Cruzaron un lavadero con suelo de ladrillo, un profundo fregadero de piedra bajo la ventana y estanterías y armarios empotrados en la pared opuesta. El cuarto olía a tierra húmeda y a manzanas, con un ligero tufillo a queroseno. Al parecer hacía las veces de despensa y trastero. Kate vio una caja de manzanas -en un estante-, ristras de cebollas, rollos de cuerda, cubos, una manguera enrollada alrededor de un gancho y una rejilla de la que colgaban herramientas de jardinería, todas limpias. La señorita Fawcett se quitó el delantal y las botas y, descalza, los guió hasta el salón.
En la estancia, Kate advirtió el reflejo de una vida autosuficiente y solitaria. Delante de la chimenea había un solo sillón, flanqueado por una mesita con una lámpara y otra con una pila de libros. Junto a la ventana había una mesa redonda preparada para una sola persona; las tres sillas restantes estaban contra la pared. Un gato leonado, gordo y grande como un cojín, descansaba sobre un sillón con botones en el respaldo. Al verlos entrar, alzó la fiera cabeza, los miró con indignación, saltó y se dirigió pesadamente hacia el lavadero. Kate pensó que nunca había visto un gato más feo.
La señorita Fawcett arrimó dos sillas y se acercó a un armario empotrado en un hueco, a la izquierda de la chimenea.
– No sé si les seré de mucha ayuda -admitió-. De todos modos, si a Margaret Munroe le ocurrió algo importante mientras trabajábamos en la clínica, es probable que lo haya apuntado en mi diario. Mi padre nos inculcó la costumbre de llevar un diario cuando éramos niños y yo la he mantenido. Es casi como insistir en que un niño rece antes de acostarse; cuando una adquiere el hábito en la infancia, más adelante se siente obligada a continuar, por muy desagradable que le resulte. Han dicho doce años, ¿no? Eso nos lleva a 1988.

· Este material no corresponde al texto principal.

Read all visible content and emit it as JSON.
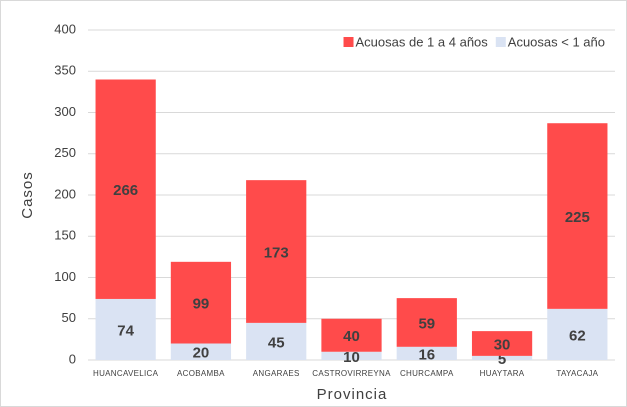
{
  "chart_data": {
    "type": "bar",
    "stacked": true,
    "categories": [
      "HUANCAVELICA",
      "ACOBAMBA",
      "ANGARAES",
      "CASTROVIRREYNA",
      "CHURCAMPA",
      "HUAYTARA",
      "TAYACAJA"
    ],
    "series": [
      {
        "name": "Acuosas < 1 año",
        "color": "#dae3f3",
        "values": [
          74,
          20,
          45,
          10,
          16,
          5,
          62
        ]
      },
      {
        "name": "Acuosas de 1 a 4 años",
        "color": "#ff4b4b",
        "values": [
          266,
          99,
          173,
          40,
          59,
          30,
          225
        ]
      }
    ],
    "ylim": [
      0,
      400
    ],
    "yticks": [
      0,
      50,
      100,
      150,
      200,
      250,
      300,
      350,
      400
    ],
    "y_label": "Casos",
    "x_label": "Provincia",
    "grid": true,
    "legend": "top-right"
  }
}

Se sentó en el sillón situado junto a la chimenea y abrió lo que semejaba un cuaderno escolar.
– ¿Recuerda haber atendido a una tal Clara Arbuthnot mientras trabajaba en Ashcombe House? -preguntó Kate.
Si a la señorita Fawcett le sorprendió la mención a Clara Arbuthnot, no lo demostró.

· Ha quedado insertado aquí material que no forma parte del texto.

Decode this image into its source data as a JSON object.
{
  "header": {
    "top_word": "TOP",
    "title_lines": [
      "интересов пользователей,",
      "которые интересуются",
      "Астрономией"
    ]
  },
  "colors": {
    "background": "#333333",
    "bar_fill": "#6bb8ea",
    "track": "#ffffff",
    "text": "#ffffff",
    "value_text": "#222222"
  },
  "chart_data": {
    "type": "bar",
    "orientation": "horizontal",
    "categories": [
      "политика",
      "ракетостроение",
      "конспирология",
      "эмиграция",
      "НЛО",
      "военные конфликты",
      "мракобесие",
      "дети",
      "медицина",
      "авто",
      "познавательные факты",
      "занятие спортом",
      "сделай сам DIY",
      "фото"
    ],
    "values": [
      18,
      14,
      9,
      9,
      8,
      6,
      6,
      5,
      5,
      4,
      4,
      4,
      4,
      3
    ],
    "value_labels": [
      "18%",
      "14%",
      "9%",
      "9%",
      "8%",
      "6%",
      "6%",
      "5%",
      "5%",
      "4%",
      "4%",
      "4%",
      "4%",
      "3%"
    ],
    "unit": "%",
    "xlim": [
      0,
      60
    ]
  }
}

– Sí, la recuerdo -respondió-. Fui la principal responsable de su cuidado desde que ingresó hasta que murió, cinco semanas después.
Sacó unas gafas del bolsillo de la falda y se puso a hojear el diario. Tardó un rato en encontrar la semana en cuestión; tal como Kate había temido, la señorita Fawcett se distrajo leyendo otras anotaciones. Kate se preguntó si su lentitud sería deliberada. Después de leer en silencio durante unos minutos, puso las dos manos sobre una página. Una vez más, Kate notó su mirada intensa e inteligente.
– Aquí hablo tanto de la señorita Arbuthnot como de Margaret Munroe -señaló-. Me encuentro en un dilema. En su momento prometí guardar el secreto y ahora no veo razón alguna para faltar a mi palabra.
Kate reflexionó antes de contestar:
– La información que tiene ahí podría ser crucial para nosotros no sólo por su posible relación con el presunto suicidio de un seminarista. Es de vital importancia que sepamos lo que escribió lo antes posible. Clara Arbuthnot y Margaret Munroe están muertas. ¿Cree que desearían seguir callando aunque supieran que se trata de colaborar con la justicia?
La señorita Fawcett se levantó.
– ¿Les importaría dar un pequeño paseo por el jardín? -preguntó-. Daré unos golpecitos en la ventana cuando esté lista. Necesito pensar a solas.
Continuaba de pie cuando ellos salieron. En el exterior, caminaron hombro con hombro hasta el fondo del jardín, donde se detuvieron para contemplar los campos arados. Kate se reconcomía de impaciencia.